Shatt al-Arab: the Future of Basra

The Shatt al-Arab, meaning “River of the Arabs,” winds for 200 kilometers through southern Iraq, through the heart of Basra. Formed by the junction of the Tigris and Euphrates at al-Qurnah, it reaches a width of over 700 meters, where it empties into the Gulf.

The river serves as a crucial artery for trade and transportation, making Basra a busy port. Date palm groves, a signature of the area, flourish along the settled banks, providing both economic and cultural significance to the region. The Shatt al-Arab’s waters support a vibrant ecosystem, contributing to the livelihoods of local communities.

Visitors enjoying the bridge walkway

It would be impossible not to mention the Muhammad Baqir Al-Sadr Bridge, which spans the Shatt al-Arab, completed by the Maeg group in record time and inaugurated in 2017. This cable-stayed bridge is not just a functional structure but a symbol of progress, marking the beginning of a significant urbanisation program for the region.

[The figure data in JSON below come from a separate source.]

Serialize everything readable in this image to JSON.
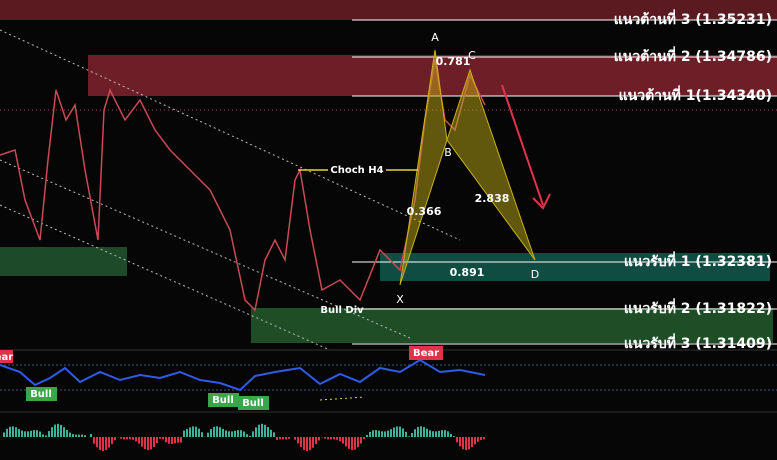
{
  "resistance": [
    "แนวต้านที่ 3 (1.35231)",
    "แนวต้านที่ 2 (1.34786)",
    "แนวต้านที่ 1(1.34340)"
  ],
  "support": [
    "แนวรับที่ 1 (1.32381)",
    "แนวรับที่ 2 (1.31822)",
    "แนวรับที่ 3 (1.31409)"
  ],
  "pattern": {
    "points": [
      "A",
      "C",
      "B",
      "X",
      "D"
    ],
    "ratios": [
      "0.781",
      "0.366",
      "2.838",
      "0.891"
    ]
  },
  "annotations": {
    "choch": "Choch H4",
    "bull_div": "Bull Div"
  },
  "indicator": {
    "labels": [
      "ear",
      "Bear",
      "Bull",
      "Bull",
      "Bull"
    ]
  }
}
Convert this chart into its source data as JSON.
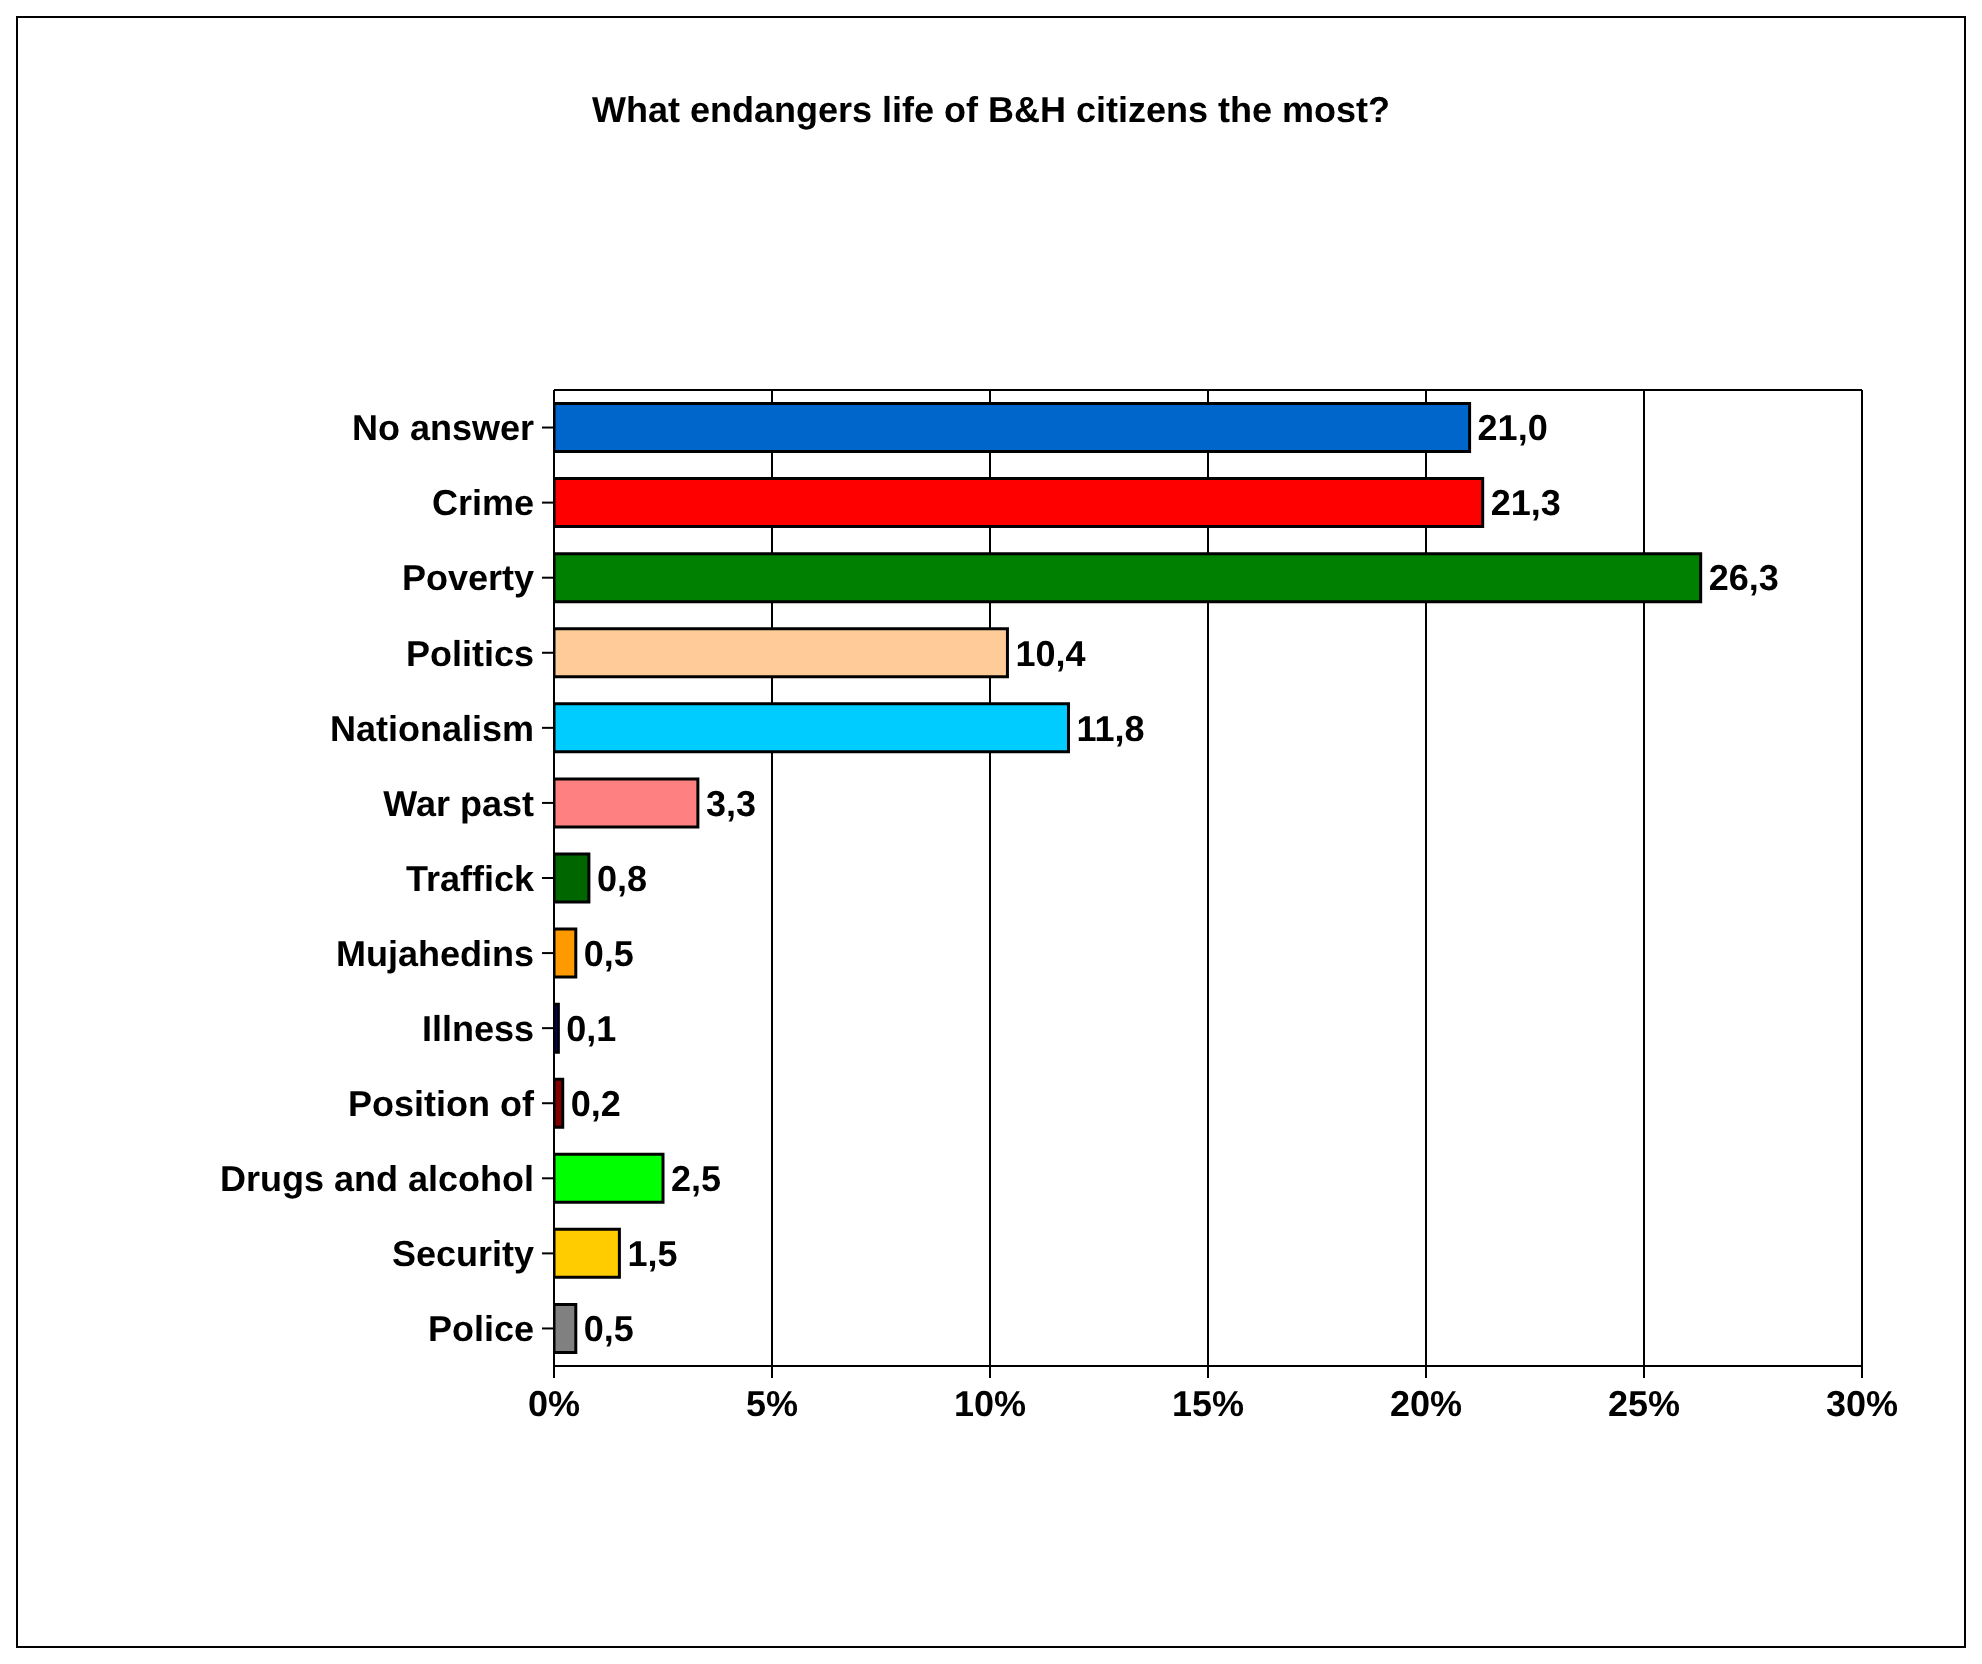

Passserbys walking by the renowned Basra sign

By connecting Basra to its suburbs, the bridge has significantly impacted the lives of local residents. Easier transportation and trade have opened doors for new businesses catering to families seeking leisure activities. Social media-worthy cafes now stand alongside traditional restaurants, offering a taste of both the modern and the historic. Boat rides offer a scenic way to experience the river’s grandeur, while readily available wifi ensures connectivity.

The Shatt al-Arab and the Muhammad Baqir Al Sadr bridge are now intertwined, symbols of Basra’s rich past and its promising future. The river sustains the city, while the bridge connects it, fostering a vibrant community where families can enjoy their free time and new opportunities flourish.